Foi somente por volta de 1801 que o físico inglês Thomas Young formulou, em termos de hipótese, a primeira explicação científica para a sensibilidade do olho humano às cores.

Cerca de cinqüenta anos mais tarde, Hermann von Helmholtz, físico e fisiologista alemão, se encarregaria de desenvolver essa hipótese e convertê-la em teoria, que se tornou universalmente aceita.

Segundo a teoria de Young-Helmholtz, a retina possui três espécies de células sensíveis – os cones.

Cada uma delas seria responsável pela percepção de uma dada região do espectro luminoso. Essas regiões seriam o vermelho. o verde e o azul.

Estas seriam as cores primárias, que, por combinações, originariam todos os outros tons cromáticos. Embora a teoria de Young-Helmholtz tenha sido contestada, ela se ajusta, ainda hoje, aos fenômenos observados.

Os estímulos imediatos da percepção visual são os feixes luminosos que, depois de passarem pela pupila, incidem na retina. É ali que a energia luminosa se converte em sinais elétricos, responsáveis pela atividade neural.
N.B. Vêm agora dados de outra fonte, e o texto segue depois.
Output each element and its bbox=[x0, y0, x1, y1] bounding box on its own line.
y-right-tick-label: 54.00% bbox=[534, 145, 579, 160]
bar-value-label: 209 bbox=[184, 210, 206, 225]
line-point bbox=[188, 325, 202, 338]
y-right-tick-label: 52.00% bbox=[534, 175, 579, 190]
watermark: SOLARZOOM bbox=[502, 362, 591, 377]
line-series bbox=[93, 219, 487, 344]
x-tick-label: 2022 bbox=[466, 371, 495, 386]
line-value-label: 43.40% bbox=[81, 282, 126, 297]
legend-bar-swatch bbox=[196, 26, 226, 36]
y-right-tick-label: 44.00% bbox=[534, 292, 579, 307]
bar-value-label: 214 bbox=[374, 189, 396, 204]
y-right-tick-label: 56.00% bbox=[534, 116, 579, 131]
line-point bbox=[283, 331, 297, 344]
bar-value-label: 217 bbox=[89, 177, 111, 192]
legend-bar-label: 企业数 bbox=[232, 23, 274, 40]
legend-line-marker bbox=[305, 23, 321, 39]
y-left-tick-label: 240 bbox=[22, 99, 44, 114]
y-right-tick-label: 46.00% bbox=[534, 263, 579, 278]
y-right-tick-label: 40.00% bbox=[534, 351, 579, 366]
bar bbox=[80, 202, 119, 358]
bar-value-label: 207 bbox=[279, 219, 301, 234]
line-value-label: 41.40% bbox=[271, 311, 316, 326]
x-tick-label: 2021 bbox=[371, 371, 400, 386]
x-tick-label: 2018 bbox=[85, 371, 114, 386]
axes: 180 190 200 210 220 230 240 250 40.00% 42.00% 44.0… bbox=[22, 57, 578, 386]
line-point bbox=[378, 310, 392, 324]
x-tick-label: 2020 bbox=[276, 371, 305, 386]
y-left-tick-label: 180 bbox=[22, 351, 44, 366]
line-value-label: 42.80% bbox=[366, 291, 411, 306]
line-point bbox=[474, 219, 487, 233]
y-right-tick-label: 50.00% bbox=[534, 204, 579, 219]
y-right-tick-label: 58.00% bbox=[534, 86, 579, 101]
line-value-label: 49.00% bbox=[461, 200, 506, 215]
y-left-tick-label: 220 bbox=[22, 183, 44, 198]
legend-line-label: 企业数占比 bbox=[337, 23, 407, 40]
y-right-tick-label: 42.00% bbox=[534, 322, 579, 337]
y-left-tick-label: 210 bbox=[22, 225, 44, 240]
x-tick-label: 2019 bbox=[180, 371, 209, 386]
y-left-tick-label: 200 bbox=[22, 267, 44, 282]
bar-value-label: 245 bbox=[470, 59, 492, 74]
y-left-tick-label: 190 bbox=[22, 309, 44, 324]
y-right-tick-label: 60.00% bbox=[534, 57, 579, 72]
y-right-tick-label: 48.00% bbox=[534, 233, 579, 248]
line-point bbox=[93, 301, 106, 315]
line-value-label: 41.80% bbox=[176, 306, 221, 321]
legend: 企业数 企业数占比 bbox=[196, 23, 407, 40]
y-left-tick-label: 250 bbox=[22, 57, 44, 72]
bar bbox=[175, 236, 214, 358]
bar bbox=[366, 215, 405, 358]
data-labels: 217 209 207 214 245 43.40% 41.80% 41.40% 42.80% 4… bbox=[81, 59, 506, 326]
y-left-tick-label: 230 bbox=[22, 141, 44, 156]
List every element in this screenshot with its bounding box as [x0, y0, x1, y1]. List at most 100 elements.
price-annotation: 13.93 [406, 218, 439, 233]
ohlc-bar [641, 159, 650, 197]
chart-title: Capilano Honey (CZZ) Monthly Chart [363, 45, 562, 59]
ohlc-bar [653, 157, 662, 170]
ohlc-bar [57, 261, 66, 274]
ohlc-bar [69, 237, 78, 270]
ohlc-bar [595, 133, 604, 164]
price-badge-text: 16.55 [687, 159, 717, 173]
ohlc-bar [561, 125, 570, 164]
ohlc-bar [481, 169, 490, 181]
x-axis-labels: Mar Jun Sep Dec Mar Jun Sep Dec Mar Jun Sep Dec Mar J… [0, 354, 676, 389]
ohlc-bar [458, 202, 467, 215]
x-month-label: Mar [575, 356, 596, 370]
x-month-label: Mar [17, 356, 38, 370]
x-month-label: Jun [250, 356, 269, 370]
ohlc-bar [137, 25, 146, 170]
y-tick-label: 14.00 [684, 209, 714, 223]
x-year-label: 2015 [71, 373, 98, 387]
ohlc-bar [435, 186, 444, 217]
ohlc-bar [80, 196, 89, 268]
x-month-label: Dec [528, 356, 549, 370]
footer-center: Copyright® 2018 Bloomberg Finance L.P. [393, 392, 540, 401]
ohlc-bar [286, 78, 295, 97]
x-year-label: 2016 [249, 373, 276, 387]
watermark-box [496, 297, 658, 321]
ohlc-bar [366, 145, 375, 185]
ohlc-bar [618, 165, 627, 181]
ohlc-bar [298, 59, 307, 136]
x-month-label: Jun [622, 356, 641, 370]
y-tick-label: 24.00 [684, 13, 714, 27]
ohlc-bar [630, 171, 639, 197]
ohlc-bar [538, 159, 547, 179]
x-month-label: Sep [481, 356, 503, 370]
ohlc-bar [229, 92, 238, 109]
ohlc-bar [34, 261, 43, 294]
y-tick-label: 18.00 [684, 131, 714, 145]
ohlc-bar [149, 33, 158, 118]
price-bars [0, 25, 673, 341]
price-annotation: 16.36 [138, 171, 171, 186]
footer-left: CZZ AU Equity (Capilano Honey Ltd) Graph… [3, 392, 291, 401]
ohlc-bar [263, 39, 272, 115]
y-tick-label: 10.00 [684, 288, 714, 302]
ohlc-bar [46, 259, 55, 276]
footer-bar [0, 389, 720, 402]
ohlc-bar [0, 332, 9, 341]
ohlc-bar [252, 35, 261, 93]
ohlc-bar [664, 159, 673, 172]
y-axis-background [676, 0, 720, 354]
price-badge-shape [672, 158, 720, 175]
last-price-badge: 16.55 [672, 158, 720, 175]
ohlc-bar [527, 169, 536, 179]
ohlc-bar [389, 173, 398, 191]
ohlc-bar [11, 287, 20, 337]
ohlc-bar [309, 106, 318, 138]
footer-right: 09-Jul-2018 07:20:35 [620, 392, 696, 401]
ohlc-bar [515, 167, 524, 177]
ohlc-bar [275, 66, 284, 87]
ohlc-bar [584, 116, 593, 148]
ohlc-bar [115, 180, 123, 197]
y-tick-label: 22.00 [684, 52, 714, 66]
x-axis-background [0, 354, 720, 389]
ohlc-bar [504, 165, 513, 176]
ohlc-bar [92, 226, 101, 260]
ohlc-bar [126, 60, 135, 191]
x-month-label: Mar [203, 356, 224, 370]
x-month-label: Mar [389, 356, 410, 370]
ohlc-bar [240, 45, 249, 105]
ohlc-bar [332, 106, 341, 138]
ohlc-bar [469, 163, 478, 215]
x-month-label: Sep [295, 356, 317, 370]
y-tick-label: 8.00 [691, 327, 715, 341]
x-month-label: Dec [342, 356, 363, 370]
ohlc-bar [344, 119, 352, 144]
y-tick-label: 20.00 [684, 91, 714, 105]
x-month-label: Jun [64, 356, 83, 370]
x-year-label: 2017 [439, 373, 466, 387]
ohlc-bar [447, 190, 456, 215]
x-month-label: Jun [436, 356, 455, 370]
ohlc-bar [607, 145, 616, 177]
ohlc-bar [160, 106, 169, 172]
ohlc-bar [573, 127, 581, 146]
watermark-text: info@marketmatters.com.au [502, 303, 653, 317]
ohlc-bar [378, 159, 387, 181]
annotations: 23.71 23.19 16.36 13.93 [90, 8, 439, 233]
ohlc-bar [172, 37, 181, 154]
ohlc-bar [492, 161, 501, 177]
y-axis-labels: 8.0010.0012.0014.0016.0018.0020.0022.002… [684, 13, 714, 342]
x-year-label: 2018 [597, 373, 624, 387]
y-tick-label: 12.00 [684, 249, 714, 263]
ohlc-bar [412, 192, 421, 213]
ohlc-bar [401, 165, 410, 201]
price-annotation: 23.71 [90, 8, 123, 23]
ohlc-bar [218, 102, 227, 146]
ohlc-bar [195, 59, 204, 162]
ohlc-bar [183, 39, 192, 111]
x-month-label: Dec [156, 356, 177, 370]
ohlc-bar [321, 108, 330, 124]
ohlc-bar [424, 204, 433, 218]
Os impulsos neurais, provenientes da retina, são então encaminhados ao cérebro, que os interpreta e classifica.

A cor que você vê depende de quanto é excitada cada espécie de cone.

Quando você olha para a luz vermelha, somente os cones de suas retinas sensíveis ao vermelho enviam mensagens para o cérebro.

Se você olhar para uma luz verde, os cones sensíveis ao verde responderão. Os cones sensíveis ao azul responderão à luz azul mais intensamente.